How to become a disability support worker in Australia: careers in disability services

Working as a disability support worker can be a very rewarding job, helping those who suffer from a physical or mental disability in their homes, in hospitals and other similar environments. There are lots of job opportunities in this industry, helping your clients live a happy life by ensuring their comfort and helping them achieve everyday tasks such as eating, grocery shopping, house chores, hygiene or transport. There are lots of ways to start a career as a disability support worker such as TAFE courses, on-the-job training and work experience under more experienced staff.

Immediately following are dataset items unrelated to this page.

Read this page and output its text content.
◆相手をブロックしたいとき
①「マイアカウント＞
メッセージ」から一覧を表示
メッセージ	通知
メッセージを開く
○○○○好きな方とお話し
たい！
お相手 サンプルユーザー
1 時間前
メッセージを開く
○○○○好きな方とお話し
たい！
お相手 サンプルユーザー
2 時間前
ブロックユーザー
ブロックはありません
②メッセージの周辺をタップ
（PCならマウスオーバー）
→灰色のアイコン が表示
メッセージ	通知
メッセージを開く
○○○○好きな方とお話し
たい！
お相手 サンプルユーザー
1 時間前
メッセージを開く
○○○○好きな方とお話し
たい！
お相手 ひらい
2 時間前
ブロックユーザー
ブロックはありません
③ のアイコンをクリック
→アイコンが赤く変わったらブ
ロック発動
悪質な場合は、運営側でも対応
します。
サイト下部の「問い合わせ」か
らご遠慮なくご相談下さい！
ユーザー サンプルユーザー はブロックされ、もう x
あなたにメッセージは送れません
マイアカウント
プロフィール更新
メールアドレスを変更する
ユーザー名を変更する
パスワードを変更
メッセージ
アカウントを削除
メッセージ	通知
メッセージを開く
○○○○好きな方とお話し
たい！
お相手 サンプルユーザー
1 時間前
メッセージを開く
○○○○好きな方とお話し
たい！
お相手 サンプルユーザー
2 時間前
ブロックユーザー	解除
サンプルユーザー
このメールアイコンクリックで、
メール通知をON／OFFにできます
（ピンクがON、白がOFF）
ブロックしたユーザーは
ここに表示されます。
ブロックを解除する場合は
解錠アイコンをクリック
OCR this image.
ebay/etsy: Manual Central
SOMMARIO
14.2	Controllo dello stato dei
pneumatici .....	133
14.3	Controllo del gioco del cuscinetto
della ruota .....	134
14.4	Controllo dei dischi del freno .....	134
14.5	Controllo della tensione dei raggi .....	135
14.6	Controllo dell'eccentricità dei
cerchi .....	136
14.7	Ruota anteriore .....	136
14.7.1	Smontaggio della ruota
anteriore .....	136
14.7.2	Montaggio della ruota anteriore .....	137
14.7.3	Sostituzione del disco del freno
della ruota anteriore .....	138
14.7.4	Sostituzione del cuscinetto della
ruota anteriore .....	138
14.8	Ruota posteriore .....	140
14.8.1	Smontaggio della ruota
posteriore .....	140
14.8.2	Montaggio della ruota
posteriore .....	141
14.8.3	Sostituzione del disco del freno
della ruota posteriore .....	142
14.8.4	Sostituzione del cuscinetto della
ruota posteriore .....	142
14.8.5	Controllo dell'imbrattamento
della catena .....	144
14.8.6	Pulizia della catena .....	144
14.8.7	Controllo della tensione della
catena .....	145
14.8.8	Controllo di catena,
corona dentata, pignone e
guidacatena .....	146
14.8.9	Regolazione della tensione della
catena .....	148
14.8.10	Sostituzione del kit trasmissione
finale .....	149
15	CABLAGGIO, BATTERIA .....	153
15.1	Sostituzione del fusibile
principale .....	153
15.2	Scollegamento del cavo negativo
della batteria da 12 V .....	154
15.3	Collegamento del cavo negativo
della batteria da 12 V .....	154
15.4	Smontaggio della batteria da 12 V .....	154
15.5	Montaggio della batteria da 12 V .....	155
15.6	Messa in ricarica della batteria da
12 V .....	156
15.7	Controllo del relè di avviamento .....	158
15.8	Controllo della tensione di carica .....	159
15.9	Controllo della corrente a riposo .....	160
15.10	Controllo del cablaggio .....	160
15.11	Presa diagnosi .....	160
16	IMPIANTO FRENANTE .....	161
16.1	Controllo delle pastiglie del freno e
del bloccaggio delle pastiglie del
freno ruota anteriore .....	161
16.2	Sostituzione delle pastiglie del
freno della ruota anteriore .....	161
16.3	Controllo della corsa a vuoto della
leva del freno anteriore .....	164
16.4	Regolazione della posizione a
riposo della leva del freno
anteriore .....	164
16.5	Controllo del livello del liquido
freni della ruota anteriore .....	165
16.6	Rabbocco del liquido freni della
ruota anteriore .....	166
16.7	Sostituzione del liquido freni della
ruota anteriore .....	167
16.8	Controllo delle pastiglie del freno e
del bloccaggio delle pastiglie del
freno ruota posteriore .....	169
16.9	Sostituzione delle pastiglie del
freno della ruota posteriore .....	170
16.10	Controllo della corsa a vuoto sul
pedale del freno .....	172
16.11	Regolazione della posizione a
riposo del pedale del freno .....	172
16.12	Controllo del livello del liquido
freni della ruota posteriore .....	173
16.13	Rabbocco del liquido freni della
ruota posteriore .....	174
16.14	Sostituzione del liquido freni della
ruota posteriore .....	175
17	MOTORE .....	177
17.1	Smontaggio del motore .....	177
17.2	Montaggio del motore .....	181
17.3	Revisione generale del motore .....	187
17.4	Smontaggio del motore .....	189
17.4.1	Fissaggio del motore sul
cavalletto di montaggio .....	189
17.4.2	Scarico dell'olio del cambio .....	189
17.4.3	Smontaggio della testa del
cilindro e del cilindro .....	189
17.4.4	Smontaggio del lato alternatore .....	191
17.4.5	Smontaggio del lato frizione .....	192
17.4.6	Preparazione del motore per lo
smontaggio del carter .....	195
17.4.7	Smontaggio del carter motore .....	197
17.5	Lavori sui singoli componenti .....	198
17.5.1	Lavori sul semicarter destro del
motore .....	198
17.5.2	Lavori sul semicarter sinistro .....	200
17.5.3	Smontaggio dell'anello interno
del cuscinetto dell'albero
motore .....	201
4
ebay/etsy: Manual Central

  • Task Career in focus: What a disability support worker does

    You can work in a variety environments such as in your client’s house, in a medical clinic or hospital or in a group home, which is specially designed for those with a disability. You provide practical as well as emotional support for your clients and their families. Depending on where you work, or the level of physical or psychological disability, this will greatly affect what your daily tasks will be. However, some more typical daily tasks may involve assistance with medication, cleaning and personal hygiene, transportation, encouraging physical exercise, help with shopping, liaising with families and suggestions around the creation of short and long-term care plans.

    Tasks:

    • Assistance with prescribed medication
    • Suggestions for daily activities and for long-term care plans
    • Planning fun and appropriate activities
    • Helping with the transport of clients
  • Skills Core qualities: Skills to succeed as a disability support worker

    If you are someone who is patient and caring, working as a disability support worker may be perfect for you. You should be able to show compassion as well as able to be stern where necessary. You carry a large responsibility as you will personally oversee the personal health and safety of a client and are heavily relied on by their families and friends. You may face different situations that are either physically or emotionally demanding, so you should be able to remain calm and positive at all times.

    Skills/attributes
    • Able to effectively connect with those with limited communication skills
    • Patient, understanding and positive manner
    • Liaise with a client’s family, friends and medical advisors
    • Ability to handle physical elements of the role
  • Specialisations The field: Specialisations within disability services

    There are lots of different pathways for support workers in the medical and disability sector. Working with a variety of different patients, you will quickly be able to tell what elements you are skilled in and passionate about and can hone this interest into a way to progress your career, with many workers continuing on to study nursing.

    Attendant Care Worker

    An attendant care worker can work in a home or clinical environment, providing personal assistance to clients. You will usually help with everyday tasks such as hygiene, toileting, eating and daily exercise planning.

    Home Care Worker

    As the name suggests, a home care worker helps clients in their home environment, rather than in assisted living or in a hospital. They provide a break for the patient’s primary carer, which is usually a family member, by assisting the patient with everyday tasks. Your patients may suffer from a physical or mental disability or suffer from an illness or old age.

    Disability Services Instructor

    A disability services instructor works alongside other carers, families and gets to know the patient’s conditions intimately so as to advise on an appropriate care program based on the patient’s needs. This plan is designed after close consultation with those who are involved closely with the patient and then communicated to them with an appropriate implementation strategy.

  • Pathways The right track: Find study options for becoming a disability support worker

    Generally, you won’t require a qualification to become a disability support worker and can learn a lot on-the-job. To make yourself stand out from other candidates, it’s recommended you have experience or a qualification in a similar field.

    Starting Out

    There are lots of entry-level courses you can study, such as a Certificate III in Disability, which will give you a good foundation of knowledge and skills.

    Building Skills

    Develop your skills in the disability sector by completing additional study to help you specialise in an area you’re passionate about.

    Developing Your Resume

    Gain practical skills and the knowledge to boost your career prospects.

    Industry Recognition

    You will usually have to undergo some form of security check to work in the health sector such as a Working with Children or Working with Vulnerable People check.

    Entering the workforce

    In order to land your dream job, you should polish your skills and abilities into a professional resume. Check out the sample cover letters and resumes to get you started

    Job Prospects in Disability Services: Working life as a disability support officer

    There are a huge amount of job opportunities available in health and disability, with the forecasted growth set to explode in the next few years. The average salary for a disability support worker is pretty good, at $45,604, with plenty of opportunities to progress into other specialised roles.